Tier 2 — Bacteriophages (DNA, 5–169 kb)

Assembly quality improves with k for all three phages.

PhiX174 (5,386 bp)

Clean assembly (2 contigs, full coverage) at k ≥ 15. At k = 11 the graph is fragmented into 46 contigs due to abundant short repeats at that resolution.

k	Contigs	Total (bp)	N50	Runtime (s)
11	46	11,180	501	1.48
15	2	10,772	5,386	1.12
21	2	10,772	5,386	1.17
25	2	10,772	5,386	1.10
31	2	10,772	5,386	1.29

Lambda phage (48,502 bp)

Full-length assembly (2 contigs) achieved at k ≥ 21. At k = 11 the graph shatters into 2,670 contigs; k = 15 reduces this to 21 with N50 of 9.3 kb.

k	Contigs	Total (bp)	N50	Runtime (s)
11	2,670	121,237	61	557
15	21	97,257	9,346	214
21	2	97,004	48,502	244
25	2	97,004	48,502	176
31	2	97,004	48,502	233

T4 phage (168,903 bp)

T4 remains fragmented at all k values due to its extensive repetitive elements. Assembly quality improves steadily with k, reaching 17 contigs and N50 of 27 kb at k = 31. Full contiguity will require repeat-aware strategies or longer k values.

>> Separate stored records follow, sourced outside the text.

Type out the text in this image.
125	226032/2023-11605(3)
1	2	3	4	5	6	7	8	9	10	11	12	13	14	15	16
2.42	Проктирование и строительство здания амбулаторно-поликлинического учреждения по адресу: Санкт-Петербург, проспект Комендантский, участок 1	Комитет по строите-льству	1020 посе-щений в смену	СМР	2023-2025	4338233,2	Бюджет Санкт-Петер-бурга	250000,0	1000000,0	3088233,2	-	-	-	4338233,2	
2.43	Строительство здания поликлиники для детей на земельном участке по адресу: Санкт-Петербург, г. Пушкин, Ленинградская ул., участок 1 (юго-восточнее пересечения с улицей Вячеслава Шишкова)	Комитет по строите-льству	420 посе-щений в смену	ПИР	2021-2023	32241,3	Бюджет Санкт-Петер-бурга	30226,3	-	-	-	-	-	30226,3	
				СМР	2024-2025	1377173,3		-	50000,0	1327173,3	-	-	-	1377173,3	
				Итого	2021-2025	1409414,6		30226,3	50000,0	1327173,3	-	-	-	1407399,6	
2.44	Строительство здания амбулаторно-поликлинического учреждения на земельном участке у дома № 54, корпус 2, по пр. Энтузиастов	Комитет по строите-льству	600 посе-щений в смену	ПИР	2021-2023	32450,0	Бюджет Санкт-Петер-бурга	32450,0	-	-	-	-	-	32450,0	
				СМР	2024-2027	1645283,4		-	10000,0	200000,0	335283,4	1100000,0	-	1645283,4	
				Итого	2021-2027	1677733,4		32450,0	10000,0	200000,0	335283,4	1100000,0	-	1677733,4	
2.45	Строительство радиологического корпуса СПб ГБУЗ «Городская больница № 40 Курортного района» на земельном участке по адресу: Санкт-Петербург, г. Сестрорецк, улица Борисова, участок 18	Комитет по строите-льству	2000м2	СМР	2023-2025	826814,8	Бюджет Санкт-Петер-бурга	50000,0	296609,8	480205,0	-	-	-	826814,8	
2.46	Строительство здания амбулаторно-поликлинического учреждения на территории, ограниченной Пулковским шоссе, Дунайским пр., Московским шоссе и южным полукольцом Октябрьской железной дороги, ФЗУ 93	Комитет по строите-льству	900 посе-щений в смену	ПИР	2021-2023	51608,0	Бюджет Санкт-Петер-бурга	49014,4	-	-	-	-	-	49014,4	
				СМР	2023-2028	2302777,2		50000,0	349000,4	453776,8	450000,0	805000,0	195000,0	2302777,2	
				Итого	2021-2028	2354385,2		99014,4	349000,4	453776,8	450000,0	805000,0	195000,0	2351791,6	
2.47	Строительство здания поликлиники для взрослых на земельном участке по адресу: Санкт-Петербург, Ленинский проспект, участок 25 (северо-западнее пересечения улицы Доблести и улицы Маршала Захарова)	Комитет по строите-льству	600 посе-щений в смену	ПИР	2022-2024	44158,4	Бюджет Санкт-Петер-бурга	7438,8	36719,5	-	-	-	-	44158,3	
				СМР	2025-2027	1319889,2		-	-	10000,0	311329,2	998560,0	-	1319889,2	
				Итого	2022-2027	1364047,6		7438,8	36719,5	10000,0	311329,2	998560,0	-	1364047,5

k	Contigs	Total (bp)	N50	Runtime (s)
11	10,981	264,030	27	1,415
15	219	171,289	1,693	1,262
21	39	169,366	9,740	778
25	25	169,246	23,384	816
31	17	169,195	27,046	1,205

Known limitations in this benchmark

GC content is reported as 0.0 for all genomes due to a type mismatch in assembly_metrics when working with String-typed Rhizomorph contigs. This does not affect contiguity or length metrics.
Genome fraction exceeds 100 % for single-sequence inputs because Rhizomorph self-assembly produces both the forward and reverse-complement paths; QUAST counts both against the reference.
Runtimes reflect wall time on a single laptop core and include NCBI download overhead for the download phase.

To reproduce:

julia --project=. benchmarking/real_genome_benchmark.jl --tier 2

Raw CSV results are archived under benchmarking/results/real_genome_benchmark_*.csv.

Coming Soon

Assembler comparison results across Rhizomorph, MEGAHIT, and metaSPAdes on the standard synthetic fixtures
Memory usage profiling for large-genome assemblies
Accuracy assessments against Genome in a Bottle reference calls

For current benchmarking code, see the benchmarking directory in the repository.